Di treni e di Trani
Stavolta i miei ricordi pescano nei viaggi in treno. Momenti diversissimi della mia vita, in rigoroso ordine cronologico e una me davvero irriconoscibile.
Il primo episodio risale a oltre trent’anni fa, quando ero studentessa cantantessa innamorata, parte di un duo musicale e di arti varie col mio amore del tempo che fu. Stiamo tornando da un provino in una ridente cittadina del nord, famosa per un festival canoro. Uno dei tanti in cui si dice “vi faremo sapere”, per dire che “no”. E alla fine sapevamo solo che era stato un buco nell’acqua. Se lui ci rimaneva male, a me non fregava poi troppo. Lui voleva vivere di arte, a me bastava vivere di lui.
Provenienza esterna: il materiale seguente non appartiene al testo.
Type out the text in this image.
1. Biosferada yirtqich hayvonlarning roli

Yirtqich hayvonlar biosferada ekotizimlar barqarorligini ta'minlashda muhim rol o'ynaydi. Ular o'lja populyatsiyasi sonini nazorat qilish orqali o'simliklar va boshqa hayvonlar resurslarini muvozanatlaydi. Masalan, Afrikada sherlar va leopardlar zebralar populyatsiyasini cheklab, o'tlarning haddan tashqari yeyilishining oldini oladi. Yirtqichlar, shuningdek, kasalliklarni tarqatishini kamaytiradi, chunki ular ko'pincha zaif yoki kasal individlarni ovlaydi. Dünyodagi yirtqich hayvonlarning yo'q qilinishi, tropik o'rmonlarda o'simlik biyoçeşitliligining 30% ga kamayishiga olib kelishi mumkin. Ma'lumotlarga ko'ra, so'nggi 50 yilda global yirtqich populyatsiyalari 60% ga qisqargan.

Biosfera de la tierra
Quando cantavamo insieme, poi, succedeva il miracolo. Arte e Amore si incontravano e si prendevano a morsi. Non vinceva nessuno; anzi, meglio, si vinceva entrambi. La spada di luce azzurra dei suoi occhi, la fiamma scura dei miei. E le due voci, così diverse e così indispensabili. Eravamo col resto della banda, quella sera , semitossici e pazzi totali. Che lui comandava con il solo sguardo. Quella sera era triste, e allora tutti tristi insieme a lui. Ma non io. Io, no. Mai avuto comandanti. In più, ero piuttosto bevuta di birra. E io l’alcol lo reggo poco. Fece da cherosene alla mia fiamma e fu provvidenziale. Iniziai a cantare fortissimo, sguaiata e complice, stringendo il mio amore blu. Così buffa e fuori tempo da riuscire a farlo ridere. E iniziò a cantare con me, e i semitossici ad accompagnarci con strumenti improvvisati, due bacchette su un sedile, un’armonica a bocca… e poi mi addormentai sulla sua pancia calda e fui cullata come una bambina. Sognai di vomitare, troppo pigra per farlo davvero. E ci venne incontro la stazione. E un sogno ancora intero, cantò il poeta.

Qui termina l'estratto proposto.